LG C1
- Manufacturer: LG Electronics
- Product family: C
- Type: Television
- Released: March 2021
- Introductory price: $1,799 (55"); $5,999 (83");
- Weight: 14.9–41.6kg
- Predecessor: LG CX
- Successor: LG C2

= LG C1 =

OLED television released in 2021

The LG C1 is LG's OLED television set released in 2021. It is a successor to LG CX (2020). LC C1 was announced in January 2021. It was released at the end of March 2021. There are 48, 55, 65, 77, and 83-inch variants. The 83 inch variant was released in May 2021. LG released a successor, LG C2, in 2022.

==Features==
Unlike the CX model, C1 has an 83 inch variant and a new version of the webOS interface.

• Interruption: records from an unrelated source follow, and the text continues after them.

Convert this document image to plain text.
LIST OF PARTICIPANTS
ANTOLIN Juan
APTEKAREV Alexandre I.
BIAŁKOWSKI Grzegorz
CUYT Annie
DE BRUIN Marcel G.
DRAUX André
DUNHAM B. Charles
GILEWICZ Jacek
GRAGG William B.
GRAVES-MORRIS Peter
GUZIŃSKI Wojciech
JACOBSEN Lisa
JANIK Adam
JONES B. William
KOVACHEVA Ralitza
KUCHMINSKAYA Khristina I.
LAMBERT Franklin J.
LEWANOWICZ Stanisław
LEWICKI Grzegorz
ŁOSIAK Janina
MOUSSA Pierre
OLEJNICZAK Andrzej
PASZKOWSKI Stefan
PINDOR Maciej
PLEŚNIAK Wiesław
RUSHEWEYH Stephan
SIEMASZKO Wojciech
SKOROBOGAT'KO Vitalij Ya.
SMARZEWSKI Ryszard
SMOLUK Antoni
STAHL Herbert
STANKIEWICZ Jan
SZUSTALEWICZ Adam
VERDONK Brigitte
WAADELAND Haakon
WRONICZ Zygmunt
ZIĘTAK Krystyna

C1 includes the new Game Optimizer settings that includes an option to reduce input lag.

==Reception==
TechRadar said: "As a follow-up to one of the best TVs from last year, the LG C1 OLED remains one of the best TVs at any price." IGN wrote: "But while Sony edges out LG on pure picture quality thanks to its software, and Vizio tends to offer more affordable pricing, with the C1, LG continues to show what ideal balance in a 4K TV really looks like." RTINGS.com called it "an amazing TV". They also reviewed the 48 inch variant as a computer monitor and called it "an excellent overall TV". CNET said that the C1 offers picture quality comparable to the CX, but with additional gaming options. Tom's Guide noted it as "one of the best TVs you can buy, and definitely the best choice for gamers." What Hi-Fi? summarized: "The C1 isn’t much of a step-up from the CX, but it didn’t need to be – this is a superb TV at a competitive price". PCMag liked the fantastic contrast and color, and the gaming features but disliked the occasionally glitchy interface.